Police in Malaysia have also confirmed that the dead man is just Kim Jong-nam, although the passport he was traveling on bore the name Kim Chol. The results of the autopsy and the cause of death have not yet been made public.

So far, two women and a man had been arrested in connection with his violent death. One is an Indonesian woman, Siti Aisyah, who said she was paid to carry out a practical joke. The man, a Malaysian, was the Siti Aisyah’s boyfriend. The other woman has Vietnamese passport with the name Doan Thi Huong. The North Korean was arrested last night near Selangor, near the capital Kuala Lumpur.

South Korea’s secret services believe that kill Kim Jong-nam was ordered by his half-brother, who wanted to eliminate any possible threat to his rule, although Kim Jong-nam has never expressed a desire to take power. Pyongyang has so far not commented or given any news of the death of Kim Jong-nam, but is demanding his body be delivered to the North Korean authorities. Kang Chol, North Korea’s ambassador in Kuala Lumpur, said that his country will not accept any outcome of the autopsy on the body without the presence of its representatives.

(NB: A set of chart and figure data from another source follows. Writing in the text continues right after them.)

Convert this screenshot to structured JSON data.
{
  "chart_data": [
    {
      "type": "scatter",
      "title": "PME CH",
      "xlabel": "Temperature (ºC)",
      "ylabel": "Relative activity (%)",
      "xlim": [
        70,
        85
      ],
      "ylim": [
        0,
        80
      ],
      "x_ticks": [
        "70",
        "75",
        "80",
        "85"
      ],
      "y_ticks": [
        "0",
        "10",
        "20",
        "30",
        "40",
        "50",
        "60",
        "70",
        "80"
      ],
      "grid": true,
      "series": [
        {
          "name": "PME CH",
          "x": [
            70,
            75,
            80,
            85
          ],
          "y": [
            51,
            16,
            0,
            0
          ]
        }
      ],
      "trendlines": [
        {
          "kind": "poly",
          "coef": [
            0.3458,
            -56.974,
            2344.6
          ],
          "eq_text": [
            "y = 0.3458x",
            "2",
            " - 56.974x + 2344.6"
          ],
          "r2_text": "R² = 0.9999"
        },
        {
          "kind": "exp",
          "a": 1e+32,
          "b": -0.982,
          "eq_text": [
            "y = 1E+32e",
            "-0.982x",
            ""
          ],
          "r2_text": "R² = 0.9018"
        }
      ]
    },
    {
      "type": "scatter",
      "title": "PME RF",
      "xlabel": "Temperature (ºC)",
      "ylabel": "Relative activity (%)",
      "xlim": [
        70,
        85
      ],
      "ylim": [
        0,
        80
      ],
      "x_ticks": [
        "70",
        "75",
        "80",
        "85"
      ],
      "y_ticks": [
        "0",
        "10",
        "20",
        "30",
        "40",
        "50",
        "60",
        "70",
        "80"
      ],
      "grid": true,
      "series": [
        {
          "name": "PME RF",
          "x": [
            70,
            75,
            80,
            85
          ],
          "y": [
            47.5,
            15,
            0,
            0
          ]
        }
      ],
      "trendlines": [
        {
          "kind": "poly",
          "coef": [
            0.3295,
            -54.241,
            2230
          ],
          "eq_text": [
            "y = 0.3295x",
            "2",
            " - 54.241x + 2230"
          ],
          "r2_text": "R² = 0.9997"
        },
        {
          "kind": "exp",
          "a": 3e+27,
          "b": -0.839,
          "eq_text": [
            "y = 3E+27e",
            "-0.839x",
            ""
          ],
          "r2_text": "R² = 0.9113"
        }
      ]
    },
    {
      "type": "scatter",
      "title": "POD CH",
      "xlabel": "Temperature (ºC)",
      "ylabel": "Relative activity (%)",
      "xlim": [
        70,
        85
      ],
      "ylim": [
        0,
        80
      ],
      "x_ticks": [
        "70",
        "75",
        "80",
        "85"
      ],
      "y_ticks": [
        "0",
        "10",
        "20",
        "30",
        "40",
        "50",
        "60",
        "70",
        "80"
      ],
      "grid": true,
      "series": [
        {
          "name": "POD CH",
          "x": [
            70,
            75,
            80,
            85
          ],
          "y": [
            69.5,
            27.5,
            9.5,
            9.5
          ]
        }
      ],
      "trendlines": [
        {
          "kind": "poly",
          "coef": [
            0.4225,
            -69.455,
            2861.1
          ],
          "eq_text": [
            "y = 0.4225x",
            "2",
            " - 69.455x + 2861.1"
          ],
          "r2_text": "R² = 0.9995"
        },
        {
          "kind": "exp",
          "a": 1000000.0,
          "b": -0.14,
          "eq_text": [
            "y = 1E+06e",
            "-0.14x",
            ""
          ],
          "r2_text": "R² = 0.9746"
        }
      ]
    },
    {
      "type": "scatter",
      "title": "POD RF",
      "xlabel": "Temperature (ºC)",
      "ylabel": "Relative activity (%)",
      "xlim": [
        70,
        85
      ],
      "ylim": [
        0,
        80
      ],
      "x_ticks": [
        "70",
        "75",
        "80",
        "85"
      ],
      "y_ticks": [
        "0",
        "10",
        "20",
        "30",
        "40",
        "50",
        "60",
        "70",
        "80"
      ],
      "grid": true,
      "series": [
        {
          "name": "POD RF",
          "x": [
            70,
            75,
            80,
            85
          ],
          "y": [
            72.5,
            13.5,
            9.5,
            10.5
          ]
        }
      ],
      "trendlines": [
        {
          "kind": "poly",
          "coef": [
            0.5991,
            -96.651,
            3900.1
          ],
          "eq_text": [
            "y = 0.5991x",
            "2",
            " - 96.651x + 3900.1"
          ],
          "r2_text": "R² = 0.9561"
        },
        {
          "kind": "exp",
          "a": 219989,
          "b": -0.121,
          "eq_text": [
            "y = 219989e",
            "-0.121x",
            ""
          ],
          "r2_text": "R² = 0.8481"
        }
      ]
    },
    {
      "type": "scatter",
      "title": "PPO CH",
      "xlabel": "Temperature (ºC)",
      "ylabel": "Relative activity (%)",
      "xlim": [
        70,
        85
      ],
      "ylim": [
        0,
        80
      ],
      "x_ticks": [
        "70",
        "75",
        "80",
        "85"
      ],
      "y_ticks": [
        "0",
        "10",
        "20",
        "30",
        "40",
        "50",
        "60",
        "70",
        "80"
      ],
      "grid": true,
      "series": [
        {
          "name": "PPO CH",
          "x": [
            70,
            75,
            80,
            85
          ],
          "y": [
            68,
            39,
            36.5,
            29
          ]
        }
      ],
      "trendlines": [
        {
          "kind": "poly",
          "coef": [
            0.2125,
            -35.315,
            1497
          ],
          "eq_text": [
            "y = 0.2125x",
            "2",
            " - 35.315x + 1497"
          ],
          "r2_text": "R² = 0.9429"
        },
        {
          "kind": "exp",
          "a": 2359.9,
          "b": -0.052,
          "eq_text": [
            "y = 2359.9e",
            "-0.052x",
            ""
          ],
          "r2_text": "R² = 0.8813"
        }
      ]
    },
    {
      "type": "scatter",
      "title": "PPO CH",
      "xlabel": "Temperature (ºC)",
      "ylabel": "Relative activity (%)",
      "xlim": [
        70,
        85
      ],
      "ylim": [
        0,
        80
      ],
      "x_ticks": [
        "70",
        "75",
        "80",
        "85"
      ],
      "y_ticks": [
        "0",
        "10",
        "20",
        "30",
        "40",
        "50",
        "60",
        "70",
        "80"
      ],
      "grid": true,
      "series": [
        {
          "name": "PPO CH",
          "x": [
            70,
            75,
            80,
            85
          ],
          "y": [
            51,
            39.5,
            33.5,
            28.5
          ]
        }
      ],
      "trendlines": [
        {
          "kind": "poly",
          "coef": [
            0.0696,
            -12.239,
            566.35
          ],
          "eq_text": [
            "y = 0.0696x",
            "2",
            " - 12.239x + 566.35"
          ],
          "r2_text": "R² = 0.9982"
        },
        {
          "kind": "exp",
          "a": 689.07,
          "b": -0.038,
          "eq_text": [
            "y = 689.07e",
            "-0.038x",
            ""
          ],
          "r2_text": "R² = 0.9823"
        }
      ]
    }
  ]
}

He also warned Malaysia not to cooperate with "hostile forces" that are targeting North Korea.

Experts in South Korea speculate that Kim was killed because he was looking for asylum in some other country, after North Korea had cut off his all funds.

Koh Yu-hwan, a professor at Dongguk University says that "the assassination may have been carried out to prevent an attempt to seek asylum".

A fugitive of North Korea, who previously held a high-ranking position, instead maintains that Kim was killed because he refused to obey his brother’s order to return to Pyongyang.